Some time ago, United Way identified three issues as the building blocks to a better life: education, financial stability and health. All of these are complex, and the resulting problems appear at various points along a continuum. For example, in order to improve graduation rates, we need to address early childhood literacy and kindergarten readiness, as well as on-target reading levels, productive out-of-school time and other issues. Investing in a single program to fix only one of these will not work. We must tackle all of them at the same time in order to achieve the final result – graduating on time.
United Way has recognized that this “collective impact” strategy is the only way to create the lasting change we seek. That’s why we identify partners who can help us to address all of the salient points along the continuum. Our role with these partners may vary from administrative and/or fiscal agent to merely a seat at the table, but in all cases, United Way is a large part of the solution.

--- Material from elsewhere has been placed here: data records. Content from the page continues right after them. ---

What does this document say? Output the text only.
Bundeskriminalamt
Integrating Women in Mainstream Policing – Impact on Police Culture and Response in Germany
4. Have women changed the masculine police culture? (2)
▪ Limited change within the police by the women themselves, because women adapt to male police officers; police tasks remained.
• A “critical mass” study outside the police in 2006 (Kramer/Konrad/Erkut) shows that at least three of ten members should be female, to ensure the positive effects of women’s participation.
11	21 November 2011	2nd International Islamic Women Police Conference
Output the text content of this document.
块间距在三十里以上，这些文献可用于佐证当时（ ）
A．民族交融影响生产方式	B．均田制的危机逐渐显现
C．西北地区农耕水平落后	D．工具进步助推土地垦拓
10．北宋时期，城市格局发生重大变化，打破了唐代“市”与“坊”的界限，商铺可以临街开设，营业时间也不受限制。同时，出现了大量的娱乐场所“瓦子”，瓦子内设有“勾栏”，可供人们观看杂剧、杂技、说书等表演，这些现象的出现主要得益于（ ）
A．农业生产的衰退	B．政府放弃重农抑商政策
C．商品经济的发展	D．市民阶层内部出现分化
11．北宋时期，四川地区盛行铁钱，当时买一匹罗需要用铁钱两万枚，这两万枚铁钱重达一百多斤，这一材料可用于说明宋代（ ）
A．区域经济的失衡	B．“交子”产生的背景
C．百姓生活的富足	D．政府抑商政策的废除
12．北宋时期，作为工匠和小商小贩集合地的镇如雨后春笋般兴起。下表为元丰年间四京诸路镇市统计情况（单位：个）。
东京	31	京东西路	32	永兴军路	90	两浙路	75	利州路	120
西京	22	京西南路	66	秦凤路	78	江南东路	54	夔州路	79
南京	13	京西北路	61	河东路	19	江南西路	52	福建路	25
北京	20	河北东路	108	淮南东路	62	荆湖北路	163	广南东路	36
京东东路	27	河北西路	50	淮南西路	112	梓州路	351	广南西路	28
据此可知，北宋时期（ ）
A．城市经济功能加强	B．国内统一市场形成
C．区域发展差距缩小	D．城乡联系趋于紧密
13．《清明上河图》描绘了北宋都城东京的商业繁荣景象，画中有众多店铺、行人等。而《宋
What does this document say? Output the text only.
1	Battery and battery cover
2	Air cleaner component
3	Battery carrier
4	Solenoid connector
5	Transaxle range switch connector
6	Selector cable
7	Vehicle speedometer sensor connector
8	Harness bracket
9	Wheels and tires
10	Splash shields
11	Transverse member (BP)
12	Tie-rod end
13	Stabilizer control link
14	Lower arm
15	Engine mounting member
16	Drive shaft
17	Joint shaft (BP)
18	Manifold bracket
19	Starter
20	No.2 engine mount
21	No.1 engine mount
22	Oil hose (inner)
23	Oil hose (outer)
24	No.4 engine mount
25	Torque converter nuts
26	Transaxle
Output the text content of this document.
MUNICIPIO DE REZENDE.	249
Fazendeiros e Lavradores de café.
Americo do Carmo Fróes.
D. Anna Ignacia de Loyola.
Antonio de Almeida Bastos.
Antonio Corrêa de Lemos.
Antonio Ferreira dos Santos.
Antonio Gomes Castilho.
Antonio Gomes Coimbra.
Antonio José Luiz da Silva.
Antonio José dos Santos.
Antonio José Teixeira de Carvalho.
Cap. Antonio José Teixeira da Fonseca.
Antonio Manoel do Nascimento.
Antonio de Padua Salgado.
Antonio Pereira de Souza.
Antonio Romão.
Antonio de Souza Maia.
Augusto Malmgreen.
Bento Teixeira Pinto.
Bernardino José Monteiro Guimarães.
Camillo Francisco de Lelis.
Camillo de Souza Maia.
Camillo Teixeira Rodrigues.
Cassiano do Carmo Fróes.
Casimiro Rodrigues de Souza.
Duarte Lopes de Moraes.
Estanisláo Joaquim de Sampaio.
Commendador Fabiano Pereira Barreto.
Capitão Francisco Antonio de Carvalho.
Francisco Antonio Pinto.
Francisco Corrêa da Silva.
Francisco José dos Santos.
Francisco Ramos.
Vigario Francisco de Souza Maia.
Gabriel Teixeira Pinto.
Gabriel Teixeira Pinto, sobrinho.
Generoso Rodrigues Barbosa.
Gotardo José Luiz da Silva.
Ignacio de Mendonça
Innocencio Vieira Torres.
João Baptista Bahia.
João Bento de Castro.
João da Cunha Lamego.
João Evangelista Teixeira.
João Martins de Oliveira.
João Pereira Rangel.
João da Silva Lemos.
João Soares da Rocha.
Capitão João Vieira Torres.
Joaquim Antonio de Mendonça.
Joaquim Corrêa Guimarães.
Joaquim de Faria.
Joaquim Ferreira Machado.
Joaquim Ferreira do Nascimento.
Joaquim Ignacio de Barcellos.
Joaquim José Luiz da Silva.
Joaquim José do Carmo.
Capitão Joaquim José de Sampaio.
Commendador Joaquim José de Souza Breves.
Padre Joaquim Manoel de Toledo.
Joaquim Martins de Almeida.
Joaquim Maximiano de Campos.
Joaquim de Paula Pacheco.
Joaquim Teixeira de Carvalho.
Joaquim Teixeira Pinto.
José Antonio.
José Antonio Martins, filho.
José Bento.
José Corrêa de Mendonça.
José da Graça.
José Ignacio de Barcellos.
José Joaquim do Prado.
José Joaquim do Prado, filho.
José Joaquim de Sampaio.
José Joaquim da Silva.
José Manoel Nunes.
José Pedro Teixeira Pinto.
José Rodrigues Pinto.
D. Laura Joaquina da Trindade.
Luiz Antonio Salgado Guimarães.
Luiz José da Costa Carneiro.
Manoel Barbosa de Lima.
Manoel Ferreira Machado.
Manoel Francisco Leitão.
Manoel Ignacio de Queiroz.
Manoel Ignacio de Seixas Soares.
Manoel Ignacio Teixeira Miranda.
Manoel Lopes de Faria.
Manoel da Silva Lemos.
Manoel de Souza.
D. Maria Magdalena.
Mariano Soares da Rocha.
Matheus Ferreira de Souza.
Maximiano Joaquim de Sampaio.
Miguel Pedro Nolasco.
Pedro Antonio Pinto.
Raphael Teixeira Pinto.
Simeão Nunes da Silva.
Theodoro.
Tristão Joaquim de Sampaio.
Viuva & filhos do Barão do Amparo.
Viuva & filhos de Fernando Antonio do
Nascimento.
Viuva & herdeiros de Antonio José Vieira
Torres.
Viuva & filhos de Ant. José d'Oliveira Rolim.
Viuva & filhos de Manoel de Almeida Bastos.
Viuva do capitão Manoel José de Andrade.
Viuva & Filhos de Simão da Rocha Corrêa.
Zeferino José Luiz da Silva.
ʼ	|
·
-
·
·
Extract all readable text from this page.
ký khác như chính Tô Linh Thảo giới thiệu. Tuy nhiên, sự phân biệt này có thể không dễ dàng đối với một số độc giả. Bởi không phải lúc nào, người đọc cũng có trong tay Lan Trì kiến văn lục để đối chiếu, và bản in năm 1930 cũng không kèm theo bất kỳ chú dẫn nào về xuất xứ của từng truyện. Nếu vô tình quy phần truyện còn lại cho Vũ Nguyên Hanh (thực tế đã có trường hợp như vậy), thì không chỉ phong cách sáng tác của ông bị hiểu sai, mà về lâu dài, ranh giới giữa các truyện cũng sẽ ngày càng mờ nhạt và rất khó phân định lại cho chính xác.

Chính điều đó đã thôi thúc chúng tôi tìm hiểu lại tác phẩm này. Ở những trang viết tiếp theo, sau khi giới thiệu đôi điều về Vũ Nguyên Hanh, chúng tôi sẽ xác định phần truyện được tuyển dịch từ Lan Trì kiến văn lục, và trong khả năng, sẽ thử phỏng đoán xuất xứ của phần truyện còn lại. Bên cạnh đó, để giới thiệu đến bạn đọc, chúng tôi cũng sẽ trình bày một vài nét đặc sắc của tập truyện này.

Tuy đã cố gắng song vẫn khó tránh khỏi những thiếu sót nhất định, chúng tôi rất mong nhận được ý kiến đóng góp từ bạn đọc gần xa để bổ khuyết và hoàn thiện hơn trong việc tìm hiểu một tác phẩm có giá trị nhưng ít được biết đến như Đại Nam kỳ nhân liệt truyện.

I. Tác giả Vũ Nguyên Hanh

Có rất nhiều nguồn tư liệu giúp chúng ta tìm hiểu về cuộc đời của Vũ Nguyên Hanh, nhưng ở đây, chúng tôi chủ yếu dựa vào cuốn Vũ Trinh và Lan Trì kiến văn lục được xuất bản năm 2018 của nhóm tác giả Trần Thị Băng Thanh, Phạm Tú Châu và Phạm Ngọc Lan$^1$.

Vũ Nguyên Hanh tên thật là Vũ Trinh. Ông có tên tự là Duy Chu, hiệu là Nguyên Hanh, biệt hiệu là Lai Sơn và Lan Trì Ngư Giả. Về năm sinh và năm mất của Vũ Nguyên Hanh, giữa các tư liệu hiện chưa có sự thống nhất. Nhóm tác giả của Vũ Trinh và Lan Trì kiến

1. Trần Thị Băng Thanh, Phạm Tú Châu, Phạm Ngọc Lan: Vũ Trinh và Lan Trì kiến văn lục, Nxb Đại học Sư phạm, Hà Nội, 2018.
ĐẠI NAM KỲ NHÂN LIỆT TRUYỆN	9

Our three major initiatives include:
Let’s Read 20
Let's Read 20 is a community-wide initiative that promotes early childhood literacy and positively impacts the culture of our community and the way it values reading and academic success. The program is dedicated to building a community of readers by encouraging everyone to read to a child for at least 20 minutes each day from birth through elementary school. Because access to reading materials is a major barrier for low-income neighborhoods, Let’s Read 20 also provide free books for children and their families.
The purpose of the Gaining Early Awareness and Readiness for Undergraduate Programs or GEAR UP is to support early college preparation and awareness activities in order to increase the number of students who graduate on time and are prepared to enter and succeed in post-secondary education. This federally funded program is designed to work with Marion City School’s students in grades 7-12 to support early college preparation and awareness through various academic, career and culturally woven events and activities. Those activities include tutoring, mentoring, academic preparation, financial education, and college scholarships.
Employee Resource Network
The Employer Resource Network (ERN) provides employers with job coaches to help low-income working employees deal with and overcome the crises that routinely cause job absence, low performance and high turnover. The ERN process has proven successful in other cities, including outcomes such as employee retention rates of 85-98% and contributing employer ROI of 175-330%. Keeping employees on the job and earning wages also directly impacts their financial stability. Because this initiative is in its beginning stages, United Way is assisting Marion Matters to recruit employer partners across the county.